British billionaire businessman (1935–2021)

Trevor James Hemmings (11 June 1935 – 11 October 2021) was a British billionaire businessman.

==Early life==
Hemmings was born in Woolwich, London, on 11 June 1935, the son of a Royal Ordnance worker. During the Second World War, part of the Royal Ordnance was relocated to Euxton, Lancashire, and the family moved there when he was aged five.

Hemmings began work on the railways while studying business studies at night school. He then became an apprentice bricklayer and made his initial fortune through housebuilding businesses, the first of which he sold in the early 1970s and the second of which was bought by Barratt Developments for £5.7million.

==Career ==
Hemmings owned Preston North End F.C., Northern Trust Co.

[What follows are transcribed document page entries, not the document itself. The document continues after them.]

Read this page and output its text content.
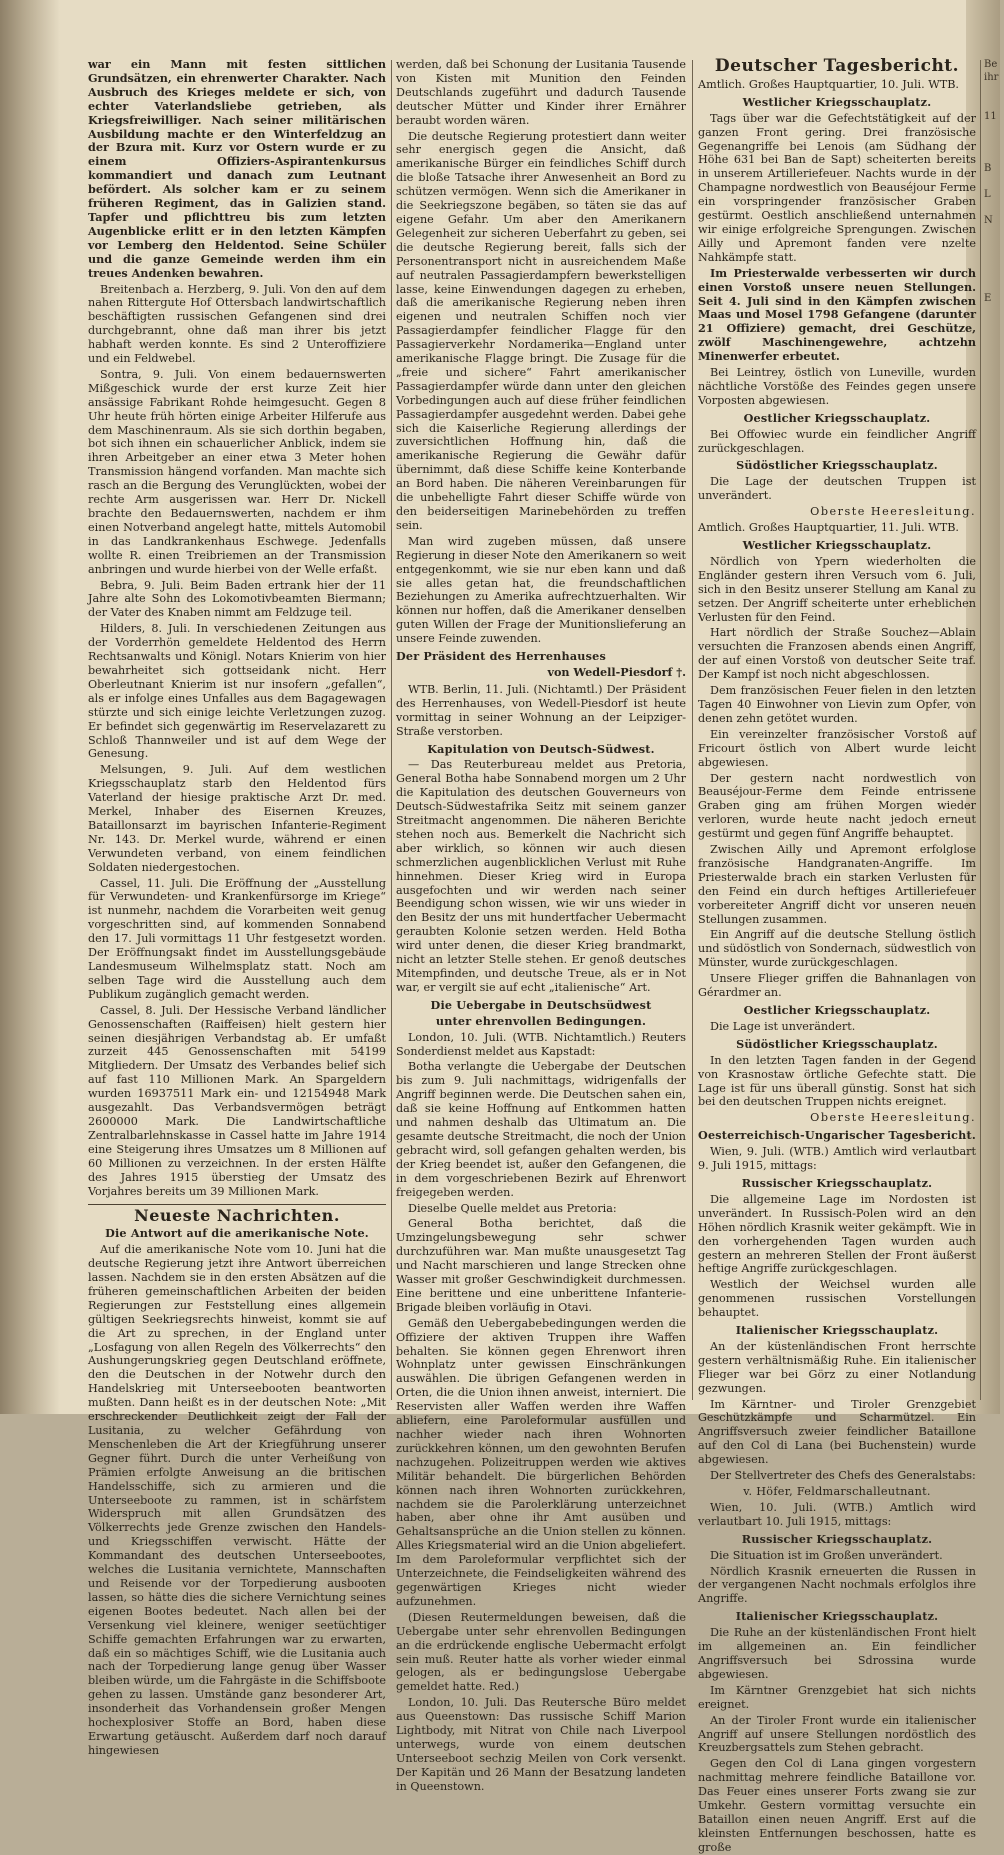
war ein Mann mit festen sittlichen Grundsätzen, ein ehrenwerter Charakter. Nach Ausbruch des Krieges meldete er sich, von echter Vaterlandsliebe getrieben, als Kriegsfreiwilliger. Nach seiner militärischen Ausbildung machte er den Winterfeldzug an der Bzura mit. Kurz vor Ostern wurde er zu einem Offiziers-Aspirantenkursus kommandiert und danach zum Leutnant befördert. Als solcher kam er zu seinem früheren Regiment, das in Galizien stand. Tapfer und pflichttreu bis zum letzten Augenblicke erlitt er in den letzten Kämpfen vor Lemberg den Heldentod. Seine Schüler und die ganze Gemeinde werden ihm ein treues Andenken bewahren.

Breitenbach a. Herzberg, 9. Juli. Von den auf dem nahen Rittergute Hof Ottersbach landwirtschaftlich beschäftigten russischen Gefangenen sind drei durchgebrannt, ohne daß man ihrer bis jetzt habhaft werden konnte. Es sind 2 Unteroffiziere und ein Feldwebel.

Sontra, 9. Juli. Von einem bedauernswerten Mißgeschick wurde der erst kurze Zeit hier ansässige Fabrikant Rohde heimgesucht. Gegen 8 Uhr heute früh hörten einige Arbeiter Hilferufe aus dem Maschinenraum. Als sie sich dorthin begaben, bot sich ihnen ein schauerlicher Anblick, indem sie ihren Arbeitgeber an einer etwa 3 Meter hohen Transmission hängend vorfanden. Man machte sich rasch an die Bergung des Verunglückten, wobei der rechte Arm ausgerissen war. Herr Dr. Nickell brachte den Bedauernswerten, nachdem er ihm einen Notverband angelegt hatte, mittels Automobil in das Landkrankenhaus Eschwege. Jedenfalls wollte R. einen Treibriemen an der Transmission anbringen und wurde hierbei von der Welle erfaßt.

Bebra, 9. Juli. Beim Baden ertrank hier der 11 Jahre alte Sohn des Lokomotivbeamten Biermann; der Vater des Knaben nimmt am Feldzuge teil.

Hilders, 8. Juli. In verschiedenen Zeitungen aus der Vorderrhön gemeldete Heldentod des Herrn Rechtsanwalts und Königl. Notars Knierim von hier bewahrheitet sich gottseidank nicht. Herr Oberleutnant Knierim ist nur insofern „gefallen“, als er infolge eines Unfalles aus dem Bagagewagen stürzte und sich einige leichte Verletzungen zuzog. Er befindet sich gegenwärtig im Reservelazarett zu Schloß Thannweiler und ist auf dem Wege der Genesung.

Melsungen, 9. Juli. Auf dem westlichen Kriegsschauplatz starb den Heldentod fürs Vaterland der hiesige praktische Arzt Dr. med. Merkel, Inhaber des Eisernen Kreuzes, Bataillonsarzt im bayrischen Infanterie-Regiment Nr. 143. Dr. Merkel wurde, während er einen Verwundeten verband, von einem feindlichen Soldaten niedergestochen.

Cassel, 11. Juli. Die Eröffnung der „Ausstellung für Verwundeten- und Krankenfürsorge im Kriege“ ist nunmehr, nachdem die Vorarbeiten weit genug vorgeschritten sind, auf kommenden Sonnabend den 17. Juli vormittags 11 Uhr festgesetzt worden. Der Eröffnungsakt findet im Ausstellungsgebäude Landesmuseum Wilhelmsplatz statt. Noch am selben Tage wird die Ausstellung auch dem Publikum zugänglich gemacht werden.

Cassel, 8. Juli. Der Hessische Verband ländlicher Genossenschaften (Raiffeisen) hielt gestern hier seinen diesjährigen Verbandstag ab. Er umfaßt zurzeit 445 Genossenschaften mit 54199 Mitgliedern. Der Umsatz des Verbandes belief sich auf fast 110 Millionen Mark. An Spargeldern wurden 16937511 Mark ein- und 12154948 Mark ausgezahlt. Das Verbandsvermögen beträgt 2600000 Mark. Die Landwirtschaftliche Zentralbarlehnskasse in Cassel hatte im Jahre 1914 eine Steigerung ihres Umsatzes um 8 Millionen auf 60 Millionen zu verzeichnen. In der ersten Hälfte des Jahres 1915 überstieg der Umsatz des Vorjahres bereits um 39 Millionen Mark.

Neueste Nachrichten.
Die Antwort auf die amerikanische Note.

Auf die amerikanische Note vom 10. Juni hat die deutsche Regierung jetzt ihre Antwort überreichen lassen. Nachdem sie in den ersten Absätzen auf die früheren gemeinschaftlichen Arbeiten der beiden Regierungen zur Feststellung eines allgemein gültigen Seekriegsrechts hinweist, kommt sie auf die Art zu sprechen, in der England unter „Losfagung von allen Regeln des Völkerrechts“ den Aushungerungskrieg gegen Deutschland eröffnete, den die Deutschen in der Notwehr durch den Handelskrieg mit Unterseebooten beantworten mußten. Dann heißt es in der deutschen Note: „Mit erschreckender Deutlichkeit zeigt der Fall der Lusitania, zu welcher Gefährdung von Menschenleben die Art der Kriegführung unserer Gegner führt. Durch die unter Verheißung von Prämien erfolgte Anweisung an die britischen Handelsschiffe, sich zu armieren und die Unterseeboote zu rammen, ist in schärfstem Widerspruch mit allen Grundsätzen des Völkerrechts jede Grenze zwischen den Handels- und Kriegsschiffen verwischt. Hätte der Kommandant des deutschen Unterseebootes, welches die Lusitania vernichtete, Mannschaften und Reisende vor der Torpedierung ausbooten lassen, so hätte dies die sichere Vernichtung seines eigenen Bootes bedeutet. Nach allen bei der Versenkung viel kleinere, weniger seetüchtiger Schiffe gemachten Erfahrungen war zu erwarten, daß ein so mächtiges Schiff, wie die Lusitania auch nach der Torpedierung lange genug über Wasser bleiben würde, um die Fahrgäste in die Schiffsboote gehen zu lassen. Umstände ganz besonderer Art, insonderheit das Vorhandensein großer Mengen hochexplosiver Stoffe an Bord, haben diese Erwartung getäuscht. Außerdem darf noch darauf hingewiesen

werden, daß bei Schonung der Lusitania Tausende von Kisten mit Munition den Feinden Deutschlands zugeführt und dadurch Tausende deutscher Mütter und Kinder ihrer Ernährer beraubt worden wären.

Die deutsche Regierung protestiert dann weiter sehr energisch gegen die Ansicht, daß amerikanische Bürger ein feindliches Schiff durch die bloße Tatsache ihrer Anwesenheit an Bord zu schützen vermögen. Wenn sich die Amerikaner in die Seekriegszone begäben, so täten sie das auf eigene Gefahr. Um aber den Amerikanern Gelegenheit zur sicheren Ueberfahrt zu geben, sei die deutsche Regierung bereit, falls sich der Personentransport nicht in ausreichendem Maße auf neutralen Passagierdampfern bewerkstelligen lasse, keine Einwendungen dagegen zu erheben, daß die amerikanische Regierung neben ihren eigenen und neutralen Schiffen noch vier Passagierdampfer feindlicher Flagge für den Passagierverkehr Nordamerika—England unter amerikanische Flagge bringt. Die Zusage für die „freie und sichere“ Fahrt amerikanischer Passagierdampfer würde dann unter den gleichen Vorbedingungen auch auf diese früher feindlichen Passagierdampfer ausgedehnt werden. Dabei gehe sich die Kaiserliche Regierung allerdings der zuversichtlichen Hoffnung hin, daß die amerikanische Regierung die Gewähr dafür übernimmt, daß diese Schiffe keine Konterbande an Bord haben. Die näheren Vereinbarungen für die unbehelligte Fahrt dieser Schiffe würde von den beiderseitigen Marinebehörden zu treffen sein.

Man wird zugeben müssen, daß unsere Regierung in dieser Note den Amerikanern so weit entgegenkommt, wie sie nur eben kann und daß sie alles getan hat, die freundschaftlichen Beziehungen zu Amerika aufrechtzuerhalten. Wir können nur hoffen, daß die Amerikaner denselben guten Willen der Frage der Munitionslieferung an unsere Feinde zuwenden.

Der Präsident des Herrenhauses
von Wedell-Piesdorf †.

WTB. Berlin, 11. Juli. (Nichtamtl.) Der Präsident des Herrenhauses, von Wedell-Piesdorf ist heute vormittag in seiner Wohnung an der Leipziger-Straße verstorben.

Kapitulation von Deutsch-Südwest.

— Das Reuterbureau meldet aus Pretoria, General Botha habe Sonnabend morgen um 2 Uhr die Kapitulation des deutschen Gouverneurs von Deutsch-Südwestafrika Seitz mit seinem ganzer Streitmacht angenommen. Die näheren Berichte stehen noch aus. Bemerkelt die Nachricht sich aber wirklich, so können wir auch diesen schmerzlichen augenblicklichen Verlust mit Ruhe hinnehmen. Dieser Krieg wird in Europa ausgefochten und wir werden nach seiner Beendigung schon wissen, wie wir uns wieder in den Besitz der uns mit hundertfacher Uebermacht geraubten Kolonie setzen werden. Held Botha wird unter denen, die dieser Krieg brandmarkt, nicht an letzter Stelle stehen. Er genoß deutsches Mitempfinden, und deutsche Treue, als er in Not war, er vergilt sie auf echt „italienische“ Art.

Die Uebergabe in Deutschsüdwest
unter ehrenvollen Bedingungen.

London, 10. Juli. (WTB. Nichtamtlich.) Reuters Sonderdienst meldet aus Kapstadt:

Botha verlangte die Uebergabe der Deutschen bis zum 9. Juli nachmittags, widrigenfalls der Angriff beginnen werde. Die Deutschen sahen ein, daß sie keine Hoffnung auf Entkommen hatten und nahmen deshalb das Ultimatum an. Die gesamte deutsche Streitmacht, die noch der Union gebracht wird, soll gefangen gehalten werden, bis der Krieg beendet ist, außer den Gefangenen, die in dem vorgeschriebenen Bezirk auf Ehrenwort freigegeben werden.

Dieselbe Quelle meldet aus Pretoria:

General Botha berichtet, daß die Umzingelungsbewegung sehr schwer durchzuführen war. Man mußte unausgesetzt Tag und Nacht marschieren und lange Strecken ohne Wasser mit großer Geschwindigkeit durchmessen. Eine berittene und eine unberittene Infanterie-Brigade bleiben vorläufig in Otavi.

Gemäß den Uebergabebedingungen werden die Offiziere der aktiven Truppen ihre Waffen behalten. Sie können gegen Ehrenwort ihren Wohnplatz unter gewissen Einschränkungen auswählen. Die übrigen Gefangenen werden in Orten, die die Union ihnen anweist, interniert. Die Reservisten aller Waffen werden ihre Waffen abliefern, eine Paroleformular ausfüllen und nachher wieder nach ihren Wohnorten zurückkehren können, um den gewohnten Berufen nachzugehen. Polizeitruppen werden wie aktives Militär behandelt. Die bürgerlichen Behörden können nach ihren Wohnorten zurückkehren, nachdem sie die Parolerklärung unterzeichnet haben, aber ohne ihr Amt ausüben und Gehaltsansprüche an die Union stellen zu können. Alles Kriegsmaterial wird an die Union abgeliefert. Im dem Paroleformular verpflichtet sich der Unterzeichnete, die Feindseligkeiten während des gegenwärtigen Krieges nicht wieder aufzunehmen.

(Diesen Reutermeldungen beweisen, daß die Uebergabe unter sehr ehrenvollen Bedingungen an die erdrückende englische Uebermacht erfolgt sein muß. Reuter hatte als vorher wieder einmal gelogen, als er bedingungslose Uebergabe gemeldet hatte. Red.)

London, 10. Juli. Das Reutersche Büro meldet aus Queenstown: Das russische Schiff Marion Lightbody, mit Nitrat von Chile nach Liverpool unterwegs, wurde von einem deutschen Unterseeboot sechzig Meilen von Cork versenkt. Der Kapitän und 26 Mann der Besatzung landeten in Queenstown.

Deutscher Tagesbericht.

Amtlich. Großes Hauptquartier, 10. Juli. WTB.

Westlicher Kriegsschauplatz.

Tags über war die Gefechtstätigkeit auf der ganzen Front gering. Drei französische Gegenangriffe bei Lenois (am Südhang der Höhe 631 bei Ban de Sapt) scheiterten bereits in unserem Artilleriefeuer. Nachts wurde in der Champagne nordwestlich von Beauséjour Ferme ein vorspringender französischer Graben gestürmt. Oestlich anschließend unternahmen wir einige erfolgreiche Sprengungen. Zwischen Ailly und Apremont fanden vere nzelte Nahkämpfe statt.

Im Priesterwalde verbesserten wir durch einen Vorstoß unsere neuen Stellungen. Seit 4. Juli sind in den Kämpfen zwischen Maas und Mosel 1798 Gefangene (darunter 21 Offiziere) gemacht, drei Geschütze, zwölf Maschinengewehre, achtzehn Minenwerfer erbeutet.

Bei Leintrey, östlich von Luneville, wurden nächtliche Vorstöße des Feindes gegen unsere Vorposten abgewiesen.

Oestlicher Kriegsschauplatz.

Bei Offowiec wurde ein feindlicher Angriff zurückgeschlagen.

Südöstlicher Kriegsschauplatz.

Die Lage der deutschen Truppen ist unverändert.

Oberste Heeresleitung.

Amtlich. Großes Hauptquartier, 11. Juli. WTB.

Westlicher Kriegsschauplatz.

Nördlich von Ypern wiederholten die Engländer gestern ihren Versuch vom 6. Juli, sich in den Besitz unserer Stellung am Kanal zu setzen. Der Angriff scheiterte unter erheblichen Verlusten für den Feind.

Hart nördlich der Straße Souchez—Ablain versuchten die Franzosen abends einen Angriff, der auf einen Vorstoß von deutscher Seite traf. Der Kampf ist noch nicht abgeschlossen.

Dem französischen Feuer fielen in den letzten Tagen 40 Einwohner von Lievin zum Opfer, von denen zehn getötet wurden.

Ein vereinzelter französischer Vorstoß auf Fricourt östlich von Albert wurde leicht abgewiesen.

Der gestern nacht nordwestlich von Beauséjour-Ferme dem Feinde entrissene Graben ging am frühen Morgen wieder verloren, wurde heute nacht jedoch erneut gestürmt und gegen fünf Angriffe behauptet.

Zwischen Ailly und Apremont erfolglose französische Handgranaten-Angriffe. Im Priesterwalde brach ein starken Verlusten für den Feind ein durch heftiges Artilleriefeuer vorbereiteter Angriff dicht vor unseren neuen Stellungen zusammen.

Ein Angriff auf die deutsche Stellung östlich und südöstlich von Sondernach, südwestlich von Münster, wurde zurückgeschlagen.

Unsere Flieger griffen die Bahnanlagen von Gérardmer an.

Oestlicher Kriegsschauplatz.

Die Lage ist unverändert.

Südöstlicher Kriegsschauplatz.

In den letzten Tagen fanden in der Gegend von Krasnostaw örtliche Gefechte statt. Die Lage ist für uns überall günstig. Sonst hat sich bei den deutschen Truppen nichts ereignet.

Oberste Heeresleitung.
Oesterreichisch-Ungarischer Tagesbericht.

Wien, 9. Juli. (WTB.) Amtlich wird verlautbart 9. Juli 1915, mittags:

Russischer Kriegsschauplatz.

Die allgemeine Lage im Nordosten ist unverändert. In Russisch-Polen wird an den Höhen nördlich Krasnik weiter gekämpft. Wie in den vorhergehenden Tagen wurden auch gestern an mehreren Stellen der Front äußerst heftige Angriffe zurückgeschlagen.

Westlich der Weichsel wurden alle genommenen russischen Vorstellungen behauptet.

Italienischer Kriegsschauplatz.

An der küstenländischen Front herrschte gestern verhältnismäßig Ruhe. Ein italienischer Flieger war bei Görz zu einer Notlandung gezwungen.

Im Kärntner- und Tiroler Grenzgebiet Geschützkämpfe und Scharmützel. Ein Angriffsversuch zweier feindlicher Bataillone auf den Col di Lana (bei Buchenstein) wurde abgewiesen.

Der Stellvertreter des Chefs des Generalstabs:

v. Höfer, Feldmarschalleutnant.

Wien, 10. Juli. (WTB.) Amtlich wird verlautbart 10. Juli 1915, mittags:

Russischer Kriegsschauplatz.

Die Situation ist im Großen unverändert.

Nördlich Krasnik erneuerten die Russen in der vergangenen Nacht nochmals erfolglos ihre Angriffe.

Italienischer Kriegsschauplatz.

Die Ruhe an der küstenländischen Front hielt im allgemeinen an. Ein feindlicher Angriffsversuch bei Sdrossina wurde abgewiesen.

Im Kärntner Grenzgebiet hat sich nichts ereignet.

An der Tiroler Front wurde ein italienischer Angriff auf unsere Stellungen nordöstlich des Kreuzbergsattels zum Stehen gebracht.

Gegen den Col di Lana gingen vorgestern nachmittag mehrere feindliche Bataillone vor. Das Feuer eines unserer Forts zwang sie zur Umkehr. Gestern vormittag versuchte ein Bataillon einen neuen Angriff. Erst auf die kleinsten Entfernungen beschossen, hatte es große

Be
ihr

11

B

L

N

E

Ltd, Classic Lodges Ltd. and Trust Inns Ltd. He also owned over 100 racehorses, three of which won the Grand National: Hedgehunter (2005), Ballabriggs (2011), and Many Clouds (2015).

In 2009, it was reported by the Sunday Times Rich List that Hemmings had lost £700m because of a collapse in the price of Royal Bank of Scotland shares, making him only the ninth richest man in the North West and the 178th in the country. The Rich List editor, Ian Coxon, said the drop in Hemmings' fortunes had been caused by the decrease in value of his North West property portfolio as well as his share investment.

According to the Sunday Times Rich List in 2021, Hemmings was worth £1.115 billion.

Hemmings also purchased the site of the former Pontins holiday camp at Plemont Bay in Jersey in 2005. He submitted several plans to redevelop the site for housing, but there followed a long campaign against the development led by the National Trust for Jersey. Ultimately in 2014 the NTJ purchased the site from Hemmings for £7.15m, with £3.6m provided by the States of Jersey.

==Philanthropy ==
Hemmings provided the funds for the S.A.F.E centre, a project helping the victims of sexual violence in Preston, Lancashire.

==Recognition==
Hemmings was appointed Commander of the Royal Victorian Order (CVO) in the 2011 Birthday Honours for his service with The Princess Royal Trust for Carers, now renamed Carers Trust.

==Personal life==
Hemmings married Eve Rumney in 1955, they had three sons and one daughter.

In later life, he primarily resided at the Ballasyer Stud, Andreas, Isle of Man. He died on 11 October 2021, at the age of 86.